More specifically, we were responsible for the:
Significant demolition of the existing building;
Re-construction, renovation and expansion of the new centre, which includes a new public foyer with reception and exhibit facilities, an expanded staff office wing, new interior design finishes, and central communications and utility spaces;
Expansion of the parking lot to accommodate bus drop-off zones, Recreational Vehicle (RV) parking and Electric Vehicle (EV) charging stations;
Installation of high efficiency heating, ventilation and air conditioning (HVAC), electrical, and water systems;
Construction management of the load bearing stud walls, installation of glued laminated timber and roof trusses;
Building of a dog park, which we then donated to Parks Canada as a legacy to the community, and its visitors, of both the two and four-legged kind.
Mass Timber Build
In July 2022, the project achieved a critical milestone. It received its first shipment of mass timber framing with a 20-week lead time. The glued-laminated timber beam’s spans range from 9 to 18 metres, the heaviest of which was over 3,000 kgs or 7,000 lbs. While Pomerleau has completed more than 20 mass timber construction projects throughout Canada worth more than one billion dollars, this is only the second mass timber application we have executed in Newfoundland and Labrador. Of the 14 timber beams used in the new structure, seven were refurbished from the original building, which was a positive element in helping the project obtain LEED certification.

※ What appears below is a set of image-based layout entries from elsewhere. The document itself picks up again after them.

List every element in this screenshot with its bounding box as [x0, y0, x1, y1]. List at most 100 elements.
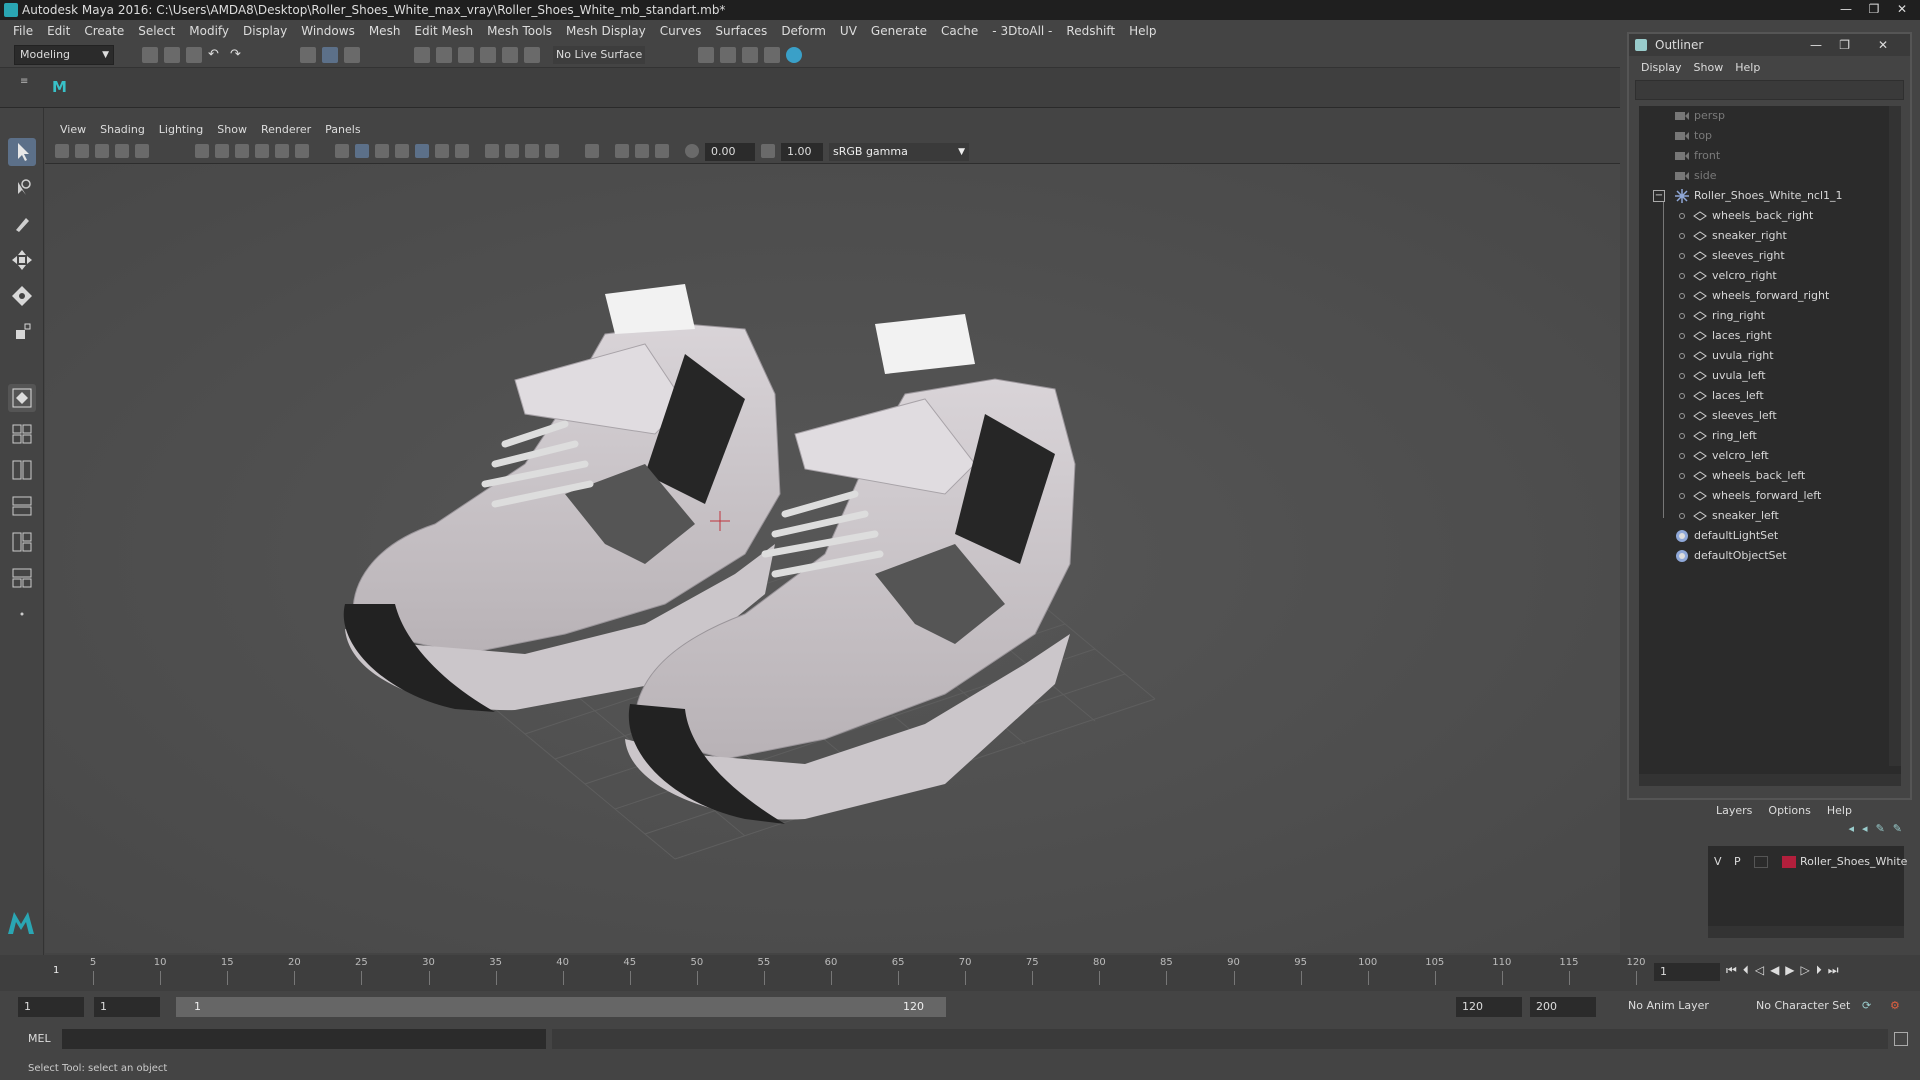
- close-button[interactable]: ✕: [1888, 0, 1916, 18]
- backface-culling-icon[interactable]: [655, 144, 669, 158]
- menu-redshift[interactable]: Redshift: [1059, 24, 1122, 38]
- save-scene-icon[interactable]: [186, 47, 202, 63]
- mel-command-input[interactable]: [62, 1029, 546, 1049]
- scene-canvas[interactable]: persp: [45, 164, 1620, 953]
- outliner-item-mesh[interactable]: sneaker_left: [1639, 506, 1901, 526]
- render-view-icon[interactable]: [698, 47, 714, 63]
- safe-action-icon[interactable]: [295, 144, 309, 158]
- image-plane-icon[interactable]: [115, 144, 129, 158]
- menu-curves[interactable]: Curves: [653, 24, 709, 38]
- menu-uv[interactable]: UV: [833, 24, 864, 38]
- color-space-dropdown[interactable]: sRGB gamma ▼: [829, 143, 969, 161]
- move-layer-down-icon[interactable]: ◂: [1862, 822, 1868, 835]
- outliner-close-button[interactable]: ✕: [1878, 34, 1888, 56]
- anti-aliasing-icon[interactable]: [505, 144, 519, 158]
- xray-active-icon[interactable]: [635, 144, 649, 158]
- outliner-item-group[interactable]: − Roller_Shoes_White_ncl1_1: [1639, 186, 1901, 206]
- menu-3dtoall[interactable]: - 3DtoAll -: [985, 24, 1059, 38]
- menu-cache[interactable]: Cache: [934, 24, 985, 38]
- move-tool-button[interactable]: [8, 246, 36, 274]
- menu-set-dropdown[interactable]: Modeling ▼: [14, 45, 114, 65]
- snap-point-icon[interactable]: [458, 47, 474, 63]
- more-layouts-button[interactable]: [8, 600, 36, 628]
- end-frame-field[interactable]: 200: [1530, 997, 1596, 1017]
- outliner-item-mesh[interactable]: ring_left: [1639, 426, 1901, 446]
- snap-surface-icon[interactable]: [502, 47, 518, 63]
- menu-mesh-tools[interactable]: Mesh Tools: [480, 24, 559, 38]
- motion-blur-icon[interactable]: [485, 144, 499, 158]
- xray-icon[interactable]: [545, 144, 559, 158]
- outliner-item-mesh[interactable]: uvula_right: [1639, 346, 1901, 366]
- outliner-item-mesh[interactable]: wheels_forward_left: [1639, 486, 1901, 506]
- outliner-menu-show[interactable]: Show: [1688, 61, 1730, 74]
- menu-mesh-display[interactable]: Mesh Display: [559, 24, 653, 38]
- bookmark-icon[interactable]: [95, 144, 109, 158]
- outliner-vertical-scrollbar[interactable]: [1889, 106, 1901, 766]
- script-editor-icon[interactable]: [1894, 1032, 1908, 1046]
- gamma-field[interactable]: 1.00: [781, 143, 823, 161]
- outliner-item-mesh[interactable]: laces_right: [1639, 326, 1901, 346]
- paint-select-tool-button[interactable]: [8, 210, 36, 238]
- outliner-item-mesh[interactable]: velcro_left: [1639, 446, 1901, 466]
- auto-key-icon[interactable]: ⟳: [1862, 999, 1871, 1012]
- layer-visibility-toggle[interactable]: V: [1714, 852, 1722, 872]
- play-backward-icon[interactable]: ◀: [1770, 963, 1779, 978]
- outliner-item-mesh[interactable]: sleeves_left: [1639, 406, 1901, 426]
- new-layer-selected-icon[interactable]: ✎: [1893, 822, 1902, 835]
- playback-start-field[interactable]: 1: [94, 997, 160, 1017]
- ipr-render-icon[interactable]: [742, 47, 758, 63]
- maya-shelf-icon[interactable]: M: [52, 78, 74, 98]
- layer-horizontal-scrollbar[interactable]: [1708, 926, 1904, 938]
- menu-deform[interactable]: Deform: [774, 24, 833, 38]
- step-forward-key-icon[interactable]: ⏵: [1816, 963, 1822, 978]
- layer-color-swatch[interactable]: [1782, 856, 1796, 868]
- menu-file[interactable]: File: [6, 24, 40, 38]
- exposure-field[interactable]: 0.00: [705, 143, 755, 161]
- viewport-menu-shading[interactable]: Shading: [93, 123, 152, 136]
- outliner-item-persp[interactable]: persp: [1639, 106, 1901, 126]
- viewport-menu-lighting[interactable]: Lighting: [152, 123, 210, 136]
- snap-grid-icon[interactable]: [414, 47, 430, 63]
- outliner-menu-display[interactable]: Display: [1635, 61, 1688, 74]
- layer-display-type-toggle[interactable]: [1754, 856, 1768, 868]
- outliner-item-mesh[interactable]: velcro_right: [1639, 266, 1901, 286]
- camera-attributes-icon[interactable]: [75, 144, 89, 158]
- new-scene-icon[interactable]: [142, 47, 158, 63]
- go-to-start-icon[interactable]: ⏮: [1726, 963, 1737, 978]
- layers-menu-options[interactable]: Options: [1760, 804, 1818, 817]
- rotate-tool-button[interactable]: [8, 282, 36, 310]
- viewport-menu-panels[interactable]: Panels: [318, 123, 367, 136]
- isolate-select-icon[interactable]: [585, 144, 599, 158]
- select-hierarchy-icon[interactable]: [300, 47, 316, 63]
- shadows-icon[interactable]: [435, 144, 449, 158]
- animation-preferences-icon[interactable]: ⚙: [1890, 999, 1900, 1012]
- smooth-shade-icon[interactable]: [355, 144, 369, 158]
- hypershade-icon[interactable]: [786, 47, 802, 63]
- redo-icon[interactable]: ↷: [230, 47, 246, 63]
- step-back-frame-icon[interactable]: ◁: [1755, 963, 1764, 978]
- outliner-item-mesh[interactable]: wheels_forward_right: [1639, 286, 1901, 306]
- outliner-maximize-button[interactable]: ❐: [1839, 34, 1850, 56]
- field-chart-icon[interactable]: [275, 144, 289, 158]
- xray-joints-icon[interactable]: [615, 144, 629, 158]
- maximize-button[interactable]: ❐: [1860, 0, 1888, 18]
- outliner-layout-button[interactable]: [8, 492, 36, 520]
- hypershade-layout-button[interactable]: [8, 564, 36, 592]
- make-live-icon[interactable]: [524, 47, 540, 63]
- start-frame-field[interactable]: 1: [18, 997, 84, 1017]
- range-slider[interactable]: 1 120: [176, 997, 946, 1017]
- menu-edit-mesh[interactable]: Edit Mesh: [407, 24, 480, 38]
- script-language-label[interactable]: MEL: [28, 1032, 51, 1045]
- menu-display[interactable]: Display: [236, 24, 294, 38]
- viewport-menu-renderer[interactable]: Renderer: [254, 123, 318, 136]
- outliner-item-set[interactable]: defaultObjectSet: [1639, 546, 1901, 566]
- select-tool-button[interactable]: [8, 138, 36, 166]
- move-layer-up-icon[interactable]: ◂: [1849, 822, 1855, 835]
- four-view-layout-button[interactable]: [8, 420, 36, 448]
- menu-help[interactable]: Help: [1122, 24, 1163, 38]
- layer-playback-toggle[interactable]: P: [1734, 852, 1741, 872]
- select-component-icon[interactable]: [344, 47, 360, 63]
- menu-generate[interactable]: Generate: [864, 24, 934, 38]
- outliner-horizontal-scrollbar[interactable]: [1639, 774, 1901, 786]
- current-frame-field[interactable]: 1: [1654, 963, 1720, 981]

Targeting LEED Silver Certification
A compelling aspect of this project was its objective to obtain LEED Silver certification. The following are all key elements in support of LEED certification:
Use of mass timber and wood framing;
Constructing a unique recreational/cultural facility with consideration of its integration with the natural environment;
Reusing the existing solar panels;
Integrating more energy efficient HVAC, electrical, and water systems into the design to remedy increases to the building’s footprint.
The remote location (700km from St. John’s, and 120km from next largest urban centre, Corner Brook) presented significant logistical challenges for construction of this magnitude. Most materials needed to be shipped from various parts of the island, all of which rely on ocean transport to receive bulk shipment. Solutions to counter the remote nature of the project included setting up a mobile concrete plant to maintain concrete quality and using insulated concrete forms, normally seen on residential construction projects because they were readily available in the region.
Protecting an Endangered Species
The original visitor centre included a theatre that once was a popular roosting place for a colony of little brown bats, which are an at-risk species. To ensure that the bats had a more viable and permanent habitat, Parks Canada installed bat condos in an effort to relocate the bats. Throughout the entire construction process, by incorporating schedule changes, Pomerleau reduced the amount of noise and vibrations and ensured that there were no idling machines around the bat boxes.